Aligning Contracts with Long-Term Strategy
Warranties, service contracts, and vendor agreements should be central to any long-term equipment plan. “These all play a role in our 10-year total cost of ownership calculations,” Jacques says. “Organizations should be looking at how much they are spending over the entire life of the device, not just the purchase.”
At Yale New Haven Health, Herold’s team uses that perspective to strengthen negotiations. “If you’re going to be the chosen vendor for our MRI technology, we’re getting 18 to 24 months of warranty,” she says. “We’re not taking a standard 12-month, and that’s because we have a plan.” By standardizing equipment and projecting replacements, her team can secure multi-year price locks and leverage future volume. “We’ll say you’ll get 90% of our anesthesia machine business if you lock in this pricing over the next three years,” she adds.
Kelley urges HTM leaders to read the fine print before signing. “Know what’s in your contract,” he says. “A lot of companies will verbally tell you things and then put something different.” He advises checking guaranteed response times, uptime commitments, and who performs the work. Avoid paying for vendor installation on simple assemblies, he adds, and tailor warranties to the team’s capabilities. Shorter terms, he says, can make sense for device lines that an in-house team already supports.

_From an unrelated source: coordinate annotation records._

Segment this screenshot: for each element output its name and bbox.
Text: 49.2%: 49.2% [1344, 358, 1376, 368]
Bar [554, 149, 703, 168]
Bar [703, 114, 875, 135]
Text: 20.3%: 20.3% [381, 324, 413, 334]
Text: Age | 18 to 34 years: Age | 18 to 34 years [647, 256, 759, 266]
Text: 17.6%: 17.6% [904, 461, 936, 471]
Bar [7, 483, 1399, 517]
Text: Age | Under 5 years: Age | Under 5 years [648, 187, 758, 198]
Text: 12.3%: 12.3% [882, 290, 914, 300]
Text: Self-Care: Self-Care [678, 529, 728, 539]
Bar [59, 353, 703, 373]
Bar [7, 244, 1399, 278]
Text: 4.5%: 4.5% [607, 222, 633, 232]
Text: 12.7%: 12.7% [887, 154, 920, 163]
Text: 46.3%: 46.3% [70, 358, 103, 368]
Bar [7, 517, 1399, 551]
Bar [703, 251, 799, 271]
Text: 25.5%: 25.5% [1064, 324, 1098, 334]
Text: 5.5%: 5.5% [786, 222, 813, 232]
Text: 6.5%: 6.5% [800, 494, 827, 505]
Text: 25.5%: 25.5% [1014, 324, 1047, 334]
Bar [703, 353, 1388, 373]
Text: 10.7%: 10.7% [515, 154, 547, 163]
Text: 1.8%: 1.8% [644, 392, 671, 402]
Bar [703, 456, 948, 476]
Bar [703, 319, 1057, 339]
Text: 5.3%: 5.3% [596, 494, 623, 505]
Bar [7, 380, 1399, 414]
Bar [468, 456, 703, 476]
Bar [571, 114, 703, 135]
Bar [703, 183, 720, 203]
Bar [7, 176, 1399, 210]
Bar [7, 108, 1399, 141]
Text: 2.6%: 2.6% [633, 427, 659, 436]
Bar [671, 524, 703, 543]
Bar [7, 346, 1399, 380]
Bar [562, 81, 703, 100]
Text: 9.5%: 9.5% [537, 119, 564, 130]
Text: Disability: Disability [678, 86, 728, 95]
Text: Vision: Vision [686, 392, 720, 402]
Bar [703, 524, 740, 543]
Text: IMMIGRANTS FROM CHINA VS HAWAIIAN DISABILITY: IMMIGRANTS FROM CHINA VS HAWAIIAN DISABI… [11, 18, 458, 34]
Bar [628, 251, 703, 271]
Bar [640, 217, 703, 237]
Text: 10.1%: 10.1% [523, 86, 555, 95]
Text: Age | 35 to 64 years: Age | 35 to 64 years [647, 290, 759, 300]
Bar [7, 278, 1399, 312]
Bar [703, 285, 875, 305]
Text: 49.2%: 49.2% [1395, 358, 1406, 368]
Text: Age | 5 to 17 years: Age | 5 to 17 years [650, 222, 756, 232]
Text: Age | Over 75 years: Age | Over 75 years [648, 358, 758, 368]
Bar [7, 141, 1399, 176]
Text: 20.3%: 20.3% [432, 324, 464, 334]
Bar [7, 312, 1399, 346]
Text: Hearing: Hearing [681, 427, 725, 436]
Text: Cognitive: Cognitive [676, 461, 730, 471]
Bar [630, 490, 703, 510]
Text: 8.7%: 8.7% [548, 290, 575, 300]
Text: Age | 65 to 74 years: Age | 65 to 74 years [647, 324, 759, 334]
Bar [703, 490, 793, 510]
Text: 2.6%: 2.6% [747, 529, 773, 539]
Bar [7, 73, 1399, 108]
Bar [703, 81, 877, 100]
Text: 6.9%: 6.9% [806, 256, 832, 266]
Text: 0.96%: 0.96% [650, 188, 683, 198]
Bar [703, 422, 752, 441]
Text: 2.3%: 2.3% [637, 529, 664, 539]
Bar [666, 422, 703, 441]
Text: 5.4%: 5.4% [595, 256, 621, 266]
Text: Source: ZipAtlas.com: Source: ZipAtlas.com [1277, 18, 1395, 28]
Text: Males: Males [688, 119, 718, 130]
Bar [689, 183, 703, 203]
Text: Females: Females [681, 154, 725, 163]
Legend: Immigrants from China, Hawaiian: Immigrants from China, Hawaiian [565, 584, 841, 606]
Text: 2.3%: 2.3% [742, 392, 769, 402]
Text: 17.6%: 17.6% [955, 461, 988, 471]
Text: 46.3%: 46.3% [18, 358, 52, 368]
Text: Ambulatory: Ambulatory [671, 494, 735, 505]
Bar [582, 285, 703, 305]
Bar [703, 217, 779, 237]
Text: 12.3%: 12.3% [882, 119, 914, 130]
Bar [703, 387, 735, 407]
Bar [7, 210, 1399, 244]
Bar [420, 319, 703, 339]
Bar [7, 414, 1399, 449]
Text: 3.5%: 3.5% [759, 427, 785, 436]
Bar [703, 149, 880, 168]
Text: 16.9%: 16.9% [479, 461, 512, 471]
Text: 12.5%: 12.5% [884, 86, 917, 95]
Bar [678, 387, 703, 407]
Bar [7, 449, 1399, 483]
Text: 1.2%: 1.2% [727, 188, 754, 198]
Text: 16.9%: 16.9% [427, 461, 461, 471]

For teams working on multi-year forecasts, Davis-Smith says contract planning should mirror the replacement plan. Assets scheduled for phase-out shouldn’t carry multi-year service agreements, while equipment in the “green zone” may benefit from extended contracts that lock in rates and reduce administrative load. “It’s about aligning your service strategy with your capital strategy,” she says.
The Bottom Line
Effective equipment planning isn’t about predicting every need years in advance. It’s about using reliable data and clear communication to make better decisions when the time comes, Herold says.
Yale New Haven Health’s five-year plan has helped create “a single source of truth” that makes decisions more transparent and aligned with patient care priorities, Herold says.
Kelley says progress starts with the basics: keeping inventories accurate, tracking supportability, and listening to users. Jacques points to the value of linking lifecycle data to broader strategy—whether coordinating group buys, shifting equipment across sites, or negotiating better total-cost-of-ownership terms. Davis-Smith says that kind of visibility also elevates HTM’s role. When clinical engineering can speak to clinical and operational needs, not just technical ones, it earns a stronger voice in planning discussions.
Across each approach, the goal is the same: move from reactive replacements to a managed process grounded in data and collaboration. As Davis-Smith puts it, “Open your mind. Just because we’ve done it this way does not mean we have to continue doing it that way.”